Non-verbal Communication

Japan’s indirectness reaches as far as its non-verbal communication. Unlike westerners who speak their minds at any point in time, the Japanese find it rude to interrupt in the middle of a conversation. In addition, silence is viewed as a time frame where people can think about what is being communicated and understand the concept behind the idea or comment being stated. Though westerners may feel uncomfortable sitting through silence, it is best to just relax and be patient while the Japanese take a moment to understand what has just been said.

Because the Japanese are so indirect, what is not being said also needs to be understood. In other words, you need to read through the lines and understand what is being implied.

Eye Contact
Looking someone in the eye is considered a sign of confidence in the Western world. Once again, this is another aspect that the Japanese are so uniquely different from the western world. To the Japanese, looking at someone straight in their eyes is considered rude and a means to a challenge. The Japanese will look down to show respect to the other person. Usually, the region of the Adam’s apple is where the Japanese tend to direct their sight.

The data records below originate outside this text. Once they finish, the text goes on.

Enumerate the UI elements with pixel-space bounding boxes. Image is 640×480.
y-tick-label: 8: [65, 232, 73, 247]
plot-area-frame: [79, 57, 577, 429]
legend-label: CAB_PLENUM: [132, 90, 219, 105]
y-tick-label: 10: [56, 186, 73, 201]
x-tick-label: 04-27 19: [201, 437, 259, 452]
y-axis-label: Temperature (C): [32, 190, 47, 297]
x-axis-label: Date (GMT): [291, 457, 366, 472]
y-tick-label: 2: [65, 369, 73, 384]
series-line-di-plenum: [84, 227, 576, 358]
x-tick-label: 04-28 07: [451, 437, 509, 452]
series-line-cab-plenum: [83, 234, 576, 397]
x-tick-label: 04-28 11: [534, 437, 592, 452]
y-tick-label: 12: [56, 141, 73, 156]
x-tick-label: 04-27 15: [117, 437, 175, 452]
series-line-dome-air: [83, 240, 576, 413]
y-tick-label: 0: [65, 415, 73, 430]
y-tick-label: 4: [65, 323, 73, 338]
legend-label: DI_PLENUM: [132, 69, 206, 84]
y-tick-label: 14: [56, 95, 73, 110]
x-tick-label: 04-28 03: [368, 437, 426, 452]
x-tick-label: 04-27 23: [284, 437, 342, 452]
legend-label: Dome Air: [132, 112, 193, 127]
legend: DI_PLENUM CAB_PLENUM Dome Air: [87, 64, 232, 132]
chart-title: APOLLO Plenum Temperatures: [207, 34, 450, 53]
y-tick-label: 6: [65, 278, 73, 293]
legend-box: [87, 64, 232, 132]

First and foremost, the Japanese people try to avoid showing their emotions in public. Their “uncommitted face” may not mean that they are not interested; they just don’t want to show too much expression.

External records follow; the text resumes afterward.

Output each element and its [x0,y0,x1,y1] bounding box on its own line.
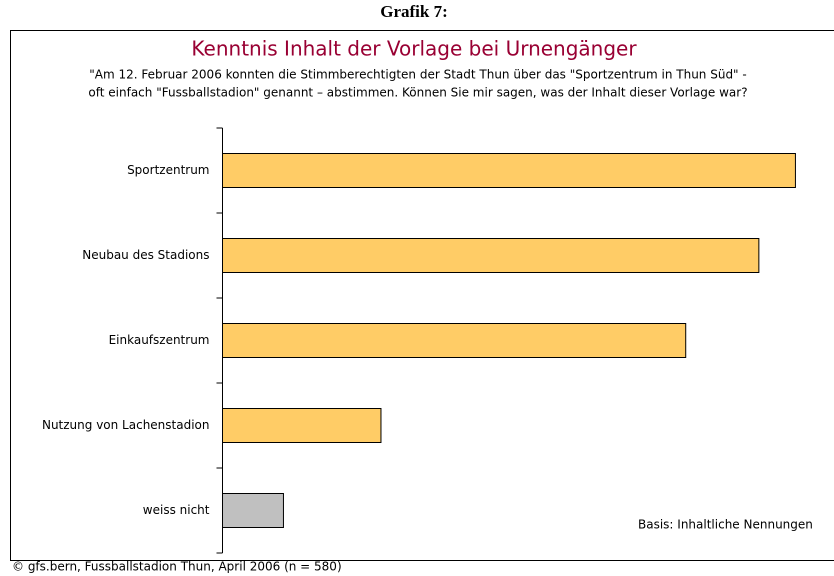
y-tick-label: Neubau des Stadions [82,248,209,262]
y-tick-label: Sportzentrum [127,163,209,177]
y-tick-label: Nutzung von Lachenstadion [42,418,210,432]
source: © gfs.bern, Fussballstadion Thun, April … [12,560,342,574]
subtitle: oft einfach "Fussballstadion" genannt – … [88,86,747,100]
bar [222,323,687,358]
y-tick-label: Einkaufszentrum [109,333,210,347]
y-tick-label: weiss nicht [143,503,210,517]
bar [222,153,796,188]
frame [10,30,834,561]
heading: Grafik 7: [380,2,448,21]
annotation: Basis: Inhaltliche Nennungen [638,518,813,532]
subtitle: "Am 12. Februar 2006 konnten die Stimmbe… [89,68,746,82]
bar [222,238,760,273]
bar [222,408,382,443]
bar [222,493,284,528]
chart-title: Kenntnis Inhalt der Vorlage bei Urnengän… [191,37,637,61]
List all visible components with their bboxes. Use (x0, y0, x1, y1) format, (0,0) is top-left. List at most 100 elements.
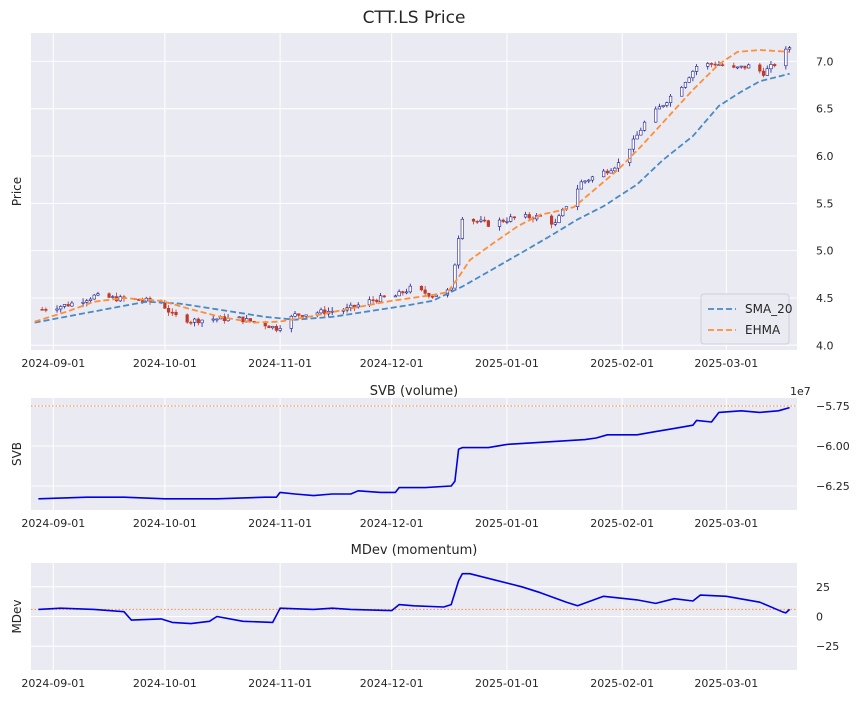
candle-body (765, 68, 769, 76)
candles-group (40, 46, 792, 333)
candle-body (486, 220, 490, 227)
candle-body (523, 214, 528, 218)
candle-body (609, 170, 613, 174)
y-tick-label: −5.75 (816, 400, 850, 413)
candle-body (602, 170, 606, 178)
candle-body (185, 314, 189, 323)
candle-body (248, 318, 252, 322)
candle-body (393, 295, 398, 298)
candle-body (40, 309, 44, 311)
y-tick-label: 7.0 (816, 55, 834, 68)
candle-body (419, 285, 424, 291)
candle-body (512, 216, 516, 219)
candle-body (616, 162, 621, 169)
y-tick-label: 5.0 (816, 245, 834, 258)
candle-body (55, 308, 59, 311)
candle-body (787, 47, 792, 50)
x-tick-label: 2024-12-01 (360, 517, 424, 530)
candle-body (483, 219, 487, 222)
candle-body (747, 64, 751, 69)
legend-label: EHMA (745, 323, 781, 337)
candle-body (505, 221, 509, 223)
panel-title: CTT.LS Price (363, 8, 466, 28)
y-axis-label: SVB (10, 442, 24, 466)
candle-body (430, 296, 435, 298)
panel-1: 2024-09-01 2024-10-01 2024-11-01 2024-12-01… (10, 384, 850, 530)
candle-body (773, 64, 777, 67)
candle-body (680, 87, 684, 97)
x-tick-label: 2025-03-01 (694, 357, 758, 370)
candle-body (683, 82, 688, 88)
candle-body (553, 222, 557, 225)
panel-title: MDev (momentum) (351, 543, 478, 558)
candle-body (479, 219, 483, 222)
y-tick-label: 6.5 (816, 103, 834, 116)
candle-body (349, 304, 353, 308)
y-tick-label: 5.5 (816, 197, 834, 210)
candle-body (96, 293, 100, 296)
candle-body (587, 179, 591, 182)
candle-body (111, 296, 115, 298)
y-tick-label: −6.25 (816, 480, 850, 493)
candle-body (166, 307, 171, 313)
candle-body (423, 289, 427, 294)
candle-body (453, 264, 457, 289)
panel-title: SVB (volume) (370, 384, 459, 399)
candle-body (579, 181, 583, 190)
candle-body (631, 138, 635, 150)
candle-body (735, 66, 740, 69)
y-tick-label: −6.00 (816, 440, 850, 453)
candle-body (445, 289, 450, 296)
plot-background (31, 398, 797, 510)
candle-body (237, 316, 241, 319)
candle-body (509, 216, 513, 222)
y-axis-label: Price (10, 177, 24, 206)
candle-body (92, 294, 96, 300)
candle-body (717, 64, 721, 66)
candle-body (196, 318, 200, 324)
candle-body (732, 65, 736, 68)
series-line-ehma (34, 49, 790, 324)
candle-body (404, 291, 409, 294)
candle-body (66, 304, 70, 307)
candle-body (323, 309, 327, 315)
candle-body (706, 63, 710, 67)
x-tick-label: 2024-09-01 (21, 677, 85, 690)
x-tick-label: 2024-11-01 (248, 517, 312, 530)
candle-body (784, 48, 788, 67)
x-tick-label: 2024-12-01 (360, 677, 424, 690)
candle-body (743, 65, 747, 69)
candle-body (642, 121, 647, 131)
x-tick-label: 2024-10-01 (133, 517, 197, 530)
panel-2: 2024-09-01 2024-10-01 2024-11-01 2024-12-01… (10, 543, 839, 690)
candle-body (695, 66, 699, 72)
x-tick-label: 2024-11-01 (248, 677, 312, 690)
candle-body (200, 319, 204, 324)
candle-body (59, 306, 63, 310)
candle-body (549, 215, 554, 225)
candle-body (193, 318, 197, 323)
candle-body (118, 296, 122, 302)
x-tick-label: 2024-10-01 (133, 357, 197, 370)
candle-body (758, 64, 762, 72)
candle-body (605, 170, 609, 174)
candle-body (81, 301, 85, 304)
candle-body (215, 318, 219, 321)
mdev-line (38, 572, 791, 625)
x-tick-label: 2025-02-01 (590, 517, 654, 530)
x-tick-label: 2024-11-01 (248, 357, 312, 370)
candle-body (557, 215, 561, 224)
candle-body (713, 63, 717, 66)
candle-body (107, 293, 111, 298)
candle-body (297, 313, 301, 316)
candle-body (62, 304, 67, 307)
candle-body (408, 285, 412, 293)
candle-body (721, 64, 725, 66)
y-axis-label: MDev (10, 599, 24, 633)
y-tick-label: 6.0 (816, 150, 834, 163)
x-tick-label: 2024-10-01 (133, 677, 197, 690)
panel-0: 2024-09-01 2024-10-01 2024-11-01 2024-12-01… (10, 8, 834, 370)
x-tick-label: 2024-09-01 (21, 517, 85, 530)
legend: SMA_20 EHMA (700, 293, 792, 345)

They are also uncomfortable with any physical contact such as a hug. However, the Japanese do recognize the western tradition of shaking hands and would gladly adhere to that tradition, especially to make the relationship more personal.

Hand gestures should be used with caution. Because certain hand gestures have certain meaning behind them, using them at inappropriate times or the misinterpretation of the signal can be insulting to the Japanese.